Hace un tiempo en un fin de semana, me colé en el almuerzo familiar de una amiga. Una de sus tías había acabado de llegar de viaje y nos ofreció vino de verano, una preparación a base de Sprite y vino tinto, muy popular en esa época del año en España.
Ella había estado en diferentes ciudades de Europa y, en medio de su viaje, cuyo motivo principal era trabajo, aprovechó unos días libres para viajar a Camboya. Allá visitó el templo Prasat Ta Prohm o Templo de la Jungla, construido a finales del siglo 17. El lugar funcionó como templo budista, y una de sus características principales son sus árboles, que cubren las superficies y paredes de las construcciones del lugar, con sus ramas y raíces.
Mientras almorzábamos ella hablaba entusiasmada acerca del lugar, abriendo los ojos y subiendo o bajando el tono de su voz, a medida que el relato avanzaba, queriendo expresar en palabras y lo mejor posible la belleza del lugar.
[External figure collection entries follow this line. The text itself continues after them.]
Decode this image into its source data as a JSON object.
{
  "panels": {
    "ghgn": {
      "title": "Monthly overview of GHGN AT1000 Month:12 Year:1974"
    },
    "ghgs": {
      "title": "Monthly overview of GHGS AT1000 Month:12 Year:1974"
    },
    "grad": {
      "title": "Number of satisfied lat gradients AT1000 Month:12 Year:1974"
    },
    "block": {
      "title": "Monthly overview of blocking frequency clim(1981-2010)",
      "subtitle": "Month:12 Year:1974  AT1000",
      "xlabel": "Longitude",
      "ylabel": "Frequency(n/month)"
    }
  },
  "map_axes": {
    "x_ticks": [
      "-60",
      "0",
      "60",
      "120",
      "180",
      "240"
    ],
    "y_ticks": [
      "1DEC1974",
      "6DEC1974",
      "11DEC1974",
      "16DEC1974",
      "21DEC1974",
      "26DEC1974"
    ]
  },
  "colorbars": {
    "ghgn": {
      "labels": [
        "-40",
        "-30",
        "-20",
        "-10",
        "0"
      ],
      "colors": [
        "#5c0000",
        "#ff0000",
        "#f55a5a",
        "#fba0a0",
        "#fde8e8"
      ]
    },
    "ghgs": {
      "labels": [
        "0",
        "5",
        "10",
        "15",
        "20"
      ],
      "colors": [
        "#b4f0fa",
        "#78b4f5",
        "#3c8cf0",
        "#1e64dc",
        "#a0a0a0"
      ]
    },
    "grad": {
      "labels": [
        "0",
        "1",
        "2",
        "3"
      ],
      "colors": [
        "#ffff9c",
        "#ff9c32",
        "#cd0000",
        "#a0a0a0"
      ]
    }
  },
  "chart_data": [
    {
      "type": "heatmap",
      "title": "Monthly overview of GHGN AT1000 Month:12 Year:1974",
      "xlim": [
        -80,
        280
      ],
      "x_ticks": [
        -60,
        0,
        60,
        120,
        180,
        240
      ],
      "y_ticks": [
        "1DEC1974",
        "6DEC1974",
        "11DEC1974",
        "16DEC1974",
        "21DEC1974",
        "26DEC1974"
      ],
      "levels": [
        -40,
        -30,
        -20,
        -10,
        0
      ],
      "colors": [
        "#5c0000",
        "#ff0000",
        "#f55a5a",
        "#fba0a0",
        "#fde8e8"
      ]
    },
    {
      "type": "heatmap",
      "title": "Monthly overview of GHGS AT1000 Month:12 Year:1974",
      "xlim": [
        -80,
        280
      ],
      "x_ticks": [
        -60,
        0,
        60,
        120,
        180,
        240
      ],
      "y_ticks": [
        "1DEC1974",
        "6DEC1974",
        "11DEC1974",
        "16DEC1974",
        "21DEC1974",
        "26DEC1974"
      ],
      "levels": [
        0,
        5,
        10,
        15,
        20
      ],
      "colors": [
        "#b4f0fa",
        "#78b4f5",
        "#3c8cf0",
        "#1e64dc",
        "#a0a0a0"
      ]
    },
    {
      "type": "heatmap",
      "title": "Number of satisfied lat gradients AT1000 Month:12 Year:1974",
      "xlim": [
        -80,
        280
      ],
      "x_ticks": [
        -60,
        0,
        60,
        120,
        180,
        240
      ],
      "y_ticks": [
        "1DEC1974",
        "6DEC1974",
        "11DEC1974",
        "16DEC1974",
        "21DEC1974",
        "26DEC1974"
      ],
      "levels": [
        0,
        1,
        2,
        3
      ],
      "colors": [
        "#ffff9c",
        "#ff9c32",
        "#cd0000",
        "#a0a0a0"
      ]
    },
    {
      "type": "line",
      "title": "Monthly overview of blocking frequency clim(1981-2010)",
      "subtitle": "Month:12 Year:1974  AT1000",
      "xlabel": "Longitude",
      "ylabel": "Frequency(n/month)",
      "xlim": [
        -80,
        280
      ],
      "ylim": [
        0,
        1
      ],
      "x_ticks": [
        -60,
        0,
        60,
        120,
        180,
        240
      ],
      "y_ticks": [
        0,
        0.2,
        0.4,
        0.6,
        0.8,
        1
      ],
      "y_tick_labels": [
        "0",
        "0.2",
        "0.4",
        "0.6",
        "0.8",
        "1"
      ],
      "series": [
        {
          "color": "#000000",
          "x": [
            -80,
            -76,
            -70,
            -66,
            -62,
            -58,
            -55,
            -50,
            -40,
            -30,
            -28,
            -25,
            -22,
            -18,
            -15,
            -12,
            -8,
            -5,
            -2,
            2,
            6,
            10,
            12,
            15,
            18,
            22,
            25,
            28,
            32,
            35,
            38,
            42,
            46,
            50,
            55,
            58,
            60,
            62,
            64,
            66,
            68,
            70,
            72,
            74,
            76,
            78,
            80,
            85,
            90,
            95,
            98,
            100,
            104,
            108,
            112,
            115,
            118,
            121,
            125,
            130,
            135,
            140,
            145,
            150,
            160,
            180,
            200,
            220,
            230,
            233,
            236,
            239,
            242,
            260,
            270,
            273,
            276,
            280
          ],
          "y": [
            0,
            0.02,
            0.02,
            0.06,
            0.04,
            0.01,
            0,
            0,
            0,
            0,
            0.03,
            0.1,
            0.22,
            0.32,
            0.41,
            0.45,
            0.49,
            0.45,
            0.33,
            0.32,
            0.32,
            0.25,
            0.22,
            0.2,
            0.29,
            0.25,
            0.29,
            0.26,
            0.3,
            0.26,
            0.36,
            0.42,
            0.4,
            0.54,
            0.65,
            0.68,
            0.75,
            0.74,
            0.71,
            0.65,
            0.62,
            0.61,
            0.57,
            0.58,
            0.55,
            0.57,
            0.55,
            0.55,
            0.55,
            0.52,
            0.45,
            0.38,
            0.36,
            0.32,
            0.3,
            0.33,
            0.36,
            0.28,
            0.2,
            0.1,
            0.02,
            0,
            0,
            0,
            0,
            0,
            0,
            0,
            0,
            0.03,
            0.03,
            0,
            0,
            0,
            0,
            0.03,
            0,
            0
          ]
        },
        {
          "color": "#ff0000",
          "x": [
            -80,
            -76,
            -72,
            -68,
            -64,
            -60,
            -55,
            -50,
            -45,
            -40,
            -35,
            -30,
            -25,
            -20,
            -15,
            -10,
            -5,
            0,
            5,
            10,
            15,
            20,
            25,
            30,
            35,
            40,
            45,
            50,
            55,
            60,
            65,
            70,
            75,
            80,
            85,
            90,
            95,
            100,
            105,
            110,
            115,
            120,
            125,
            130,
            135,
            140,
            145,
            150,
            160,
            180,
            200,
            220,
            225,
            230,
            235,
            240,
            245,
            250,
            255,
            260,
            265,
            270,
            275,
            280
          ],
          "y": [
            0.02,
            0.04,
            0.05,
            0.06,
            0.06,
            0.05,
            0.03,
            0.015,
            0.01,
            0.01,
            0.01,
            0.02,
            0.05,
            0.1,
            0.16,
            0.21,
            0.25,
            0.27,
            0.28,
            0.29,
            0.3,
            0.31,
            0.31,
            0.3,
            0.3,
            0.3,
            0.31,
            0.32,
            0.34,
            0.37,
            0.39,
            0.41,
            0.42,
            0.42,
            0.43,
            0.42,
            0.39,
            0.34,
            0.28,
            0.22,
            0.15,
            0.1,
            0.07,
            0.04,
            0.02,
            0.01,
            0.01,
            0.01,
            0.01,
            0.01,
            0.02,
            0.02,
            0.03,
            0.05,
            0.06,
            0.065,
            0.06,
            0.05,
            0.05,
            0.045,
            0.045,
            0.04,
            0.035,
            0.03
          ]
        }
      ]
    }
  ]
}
Ese día pensé que es posible que nunca vaya a conocer lugares como ese templo; de ahí la importancia de saber flaneriar, actitud que, considero, no solo debemos perfeccionar para nuestros viajes, sino nuestra vida en general.
¿Qué pasaría si destinamos un día a flaneriar, a caminar sin rumbo fijo y dejamos que las calles y/o la vida nos sorprendan?
Es posible que inmersos en esa actitud no nos vamos a encontrar con lugares tan majestuosos como Prasat Ta Prohm, pero si con librerías, cafés, restaurantes, parques, mercados, y muchos lugares que, según nuestros gustos y aficiones, se convierten en templos de carácter personal.